It’s been one year since bells tolled along the East Coast, welcoming the newest Smithsonian to the National Mall in Washington, D.C. Since then, the museum has attracted more than 3 million people of all races, colors and creed from across the nation and around the world—averaging about 8,000 visitors daily.
“This has become more than a museum. This has become a pilgrimage site,” said Lonnie Bunch, founding director of the Smithsonian National Museum of African American History and Culture, in an interview with The Associated Press.
The one-year celebration is highlighting the various aspects of African-American history through music, dance and storytelling. Exhibits at the museum range from the glass-topped casket used to bury lynching victim Emmett Till to a fedora owned by late pop superstar Michael Jackson.
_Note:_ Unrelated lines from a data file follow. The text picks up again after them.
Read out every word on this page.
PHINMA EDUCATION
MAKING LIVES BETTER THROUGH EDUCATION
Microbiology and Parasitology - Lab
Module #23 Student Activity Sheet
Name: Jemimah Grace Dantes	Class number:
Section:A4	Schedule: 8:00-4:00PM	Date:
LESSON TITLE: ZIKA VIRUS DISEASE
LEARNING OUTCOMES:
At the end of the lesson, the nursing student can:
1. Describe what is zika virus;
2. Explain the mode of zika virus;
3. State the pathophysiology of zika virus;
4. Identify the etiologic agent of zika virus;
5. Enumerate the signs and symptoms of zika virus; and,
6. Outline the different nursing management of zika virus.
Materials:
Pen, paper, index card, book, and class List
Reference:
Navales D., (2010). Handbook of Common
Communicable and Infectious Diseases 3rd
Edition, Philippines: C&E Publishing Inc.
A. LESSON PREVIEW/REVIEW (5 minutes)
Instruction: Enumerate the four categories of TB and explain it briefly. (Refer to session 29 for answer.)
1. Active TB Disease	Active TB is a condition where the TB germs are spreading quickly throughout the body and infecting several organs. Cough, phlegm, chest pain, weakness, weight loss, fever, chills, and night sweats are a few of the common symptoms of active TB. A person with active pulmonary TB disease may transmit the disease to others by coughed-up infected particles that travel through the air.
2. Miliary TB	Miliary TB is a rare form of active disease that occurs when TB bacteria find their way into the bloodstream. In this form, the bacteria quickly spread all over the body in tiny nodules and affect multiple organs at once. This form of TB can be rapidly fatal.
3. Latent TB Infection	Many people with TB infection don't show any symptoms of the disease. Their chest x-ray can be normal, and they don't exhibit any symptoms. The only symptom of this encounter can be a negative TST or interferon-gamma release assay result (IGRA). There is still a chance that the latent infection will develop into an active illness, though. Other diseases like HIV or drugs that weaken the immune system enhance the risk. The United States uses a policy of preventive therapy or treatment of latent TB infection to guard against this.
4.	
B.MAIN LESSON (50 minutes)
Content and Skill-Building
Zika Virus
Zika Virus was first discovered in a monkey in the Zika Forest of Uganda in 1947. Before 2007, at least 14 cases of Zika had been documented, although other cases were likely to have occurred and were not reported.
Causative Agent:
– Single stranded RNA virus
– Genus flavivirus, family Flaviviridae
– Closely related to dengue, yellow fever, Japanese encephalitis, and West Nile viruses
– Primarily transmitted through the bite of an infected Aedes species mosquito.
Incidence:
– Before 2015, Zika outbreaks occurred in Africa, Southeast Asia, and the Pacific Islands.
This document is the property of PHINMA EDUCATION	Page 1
Many of the artifacts come from people’s homes and personal collections—like freed slave Joseph Trammel’s tin wallet, handmade to protect his freedom papers.
“Because you have these collections, it allows people to open up and to share stories to find memories,” Bunch told the AP. “I’ve heard many times people say, ‘I forgot, but once I saw a segregated door or once I saw that washboard it brought back those memories.’”
Unlike other museums, the National African American Museum of History and Culture encourages people to leave something behind when they visit through a feature they call Visitor Voices, an area where people can talk about life as an African-American in the United States.
More than 8,000 people roam the museum’s halls daily, twice the amount that organizers had originally anticipated.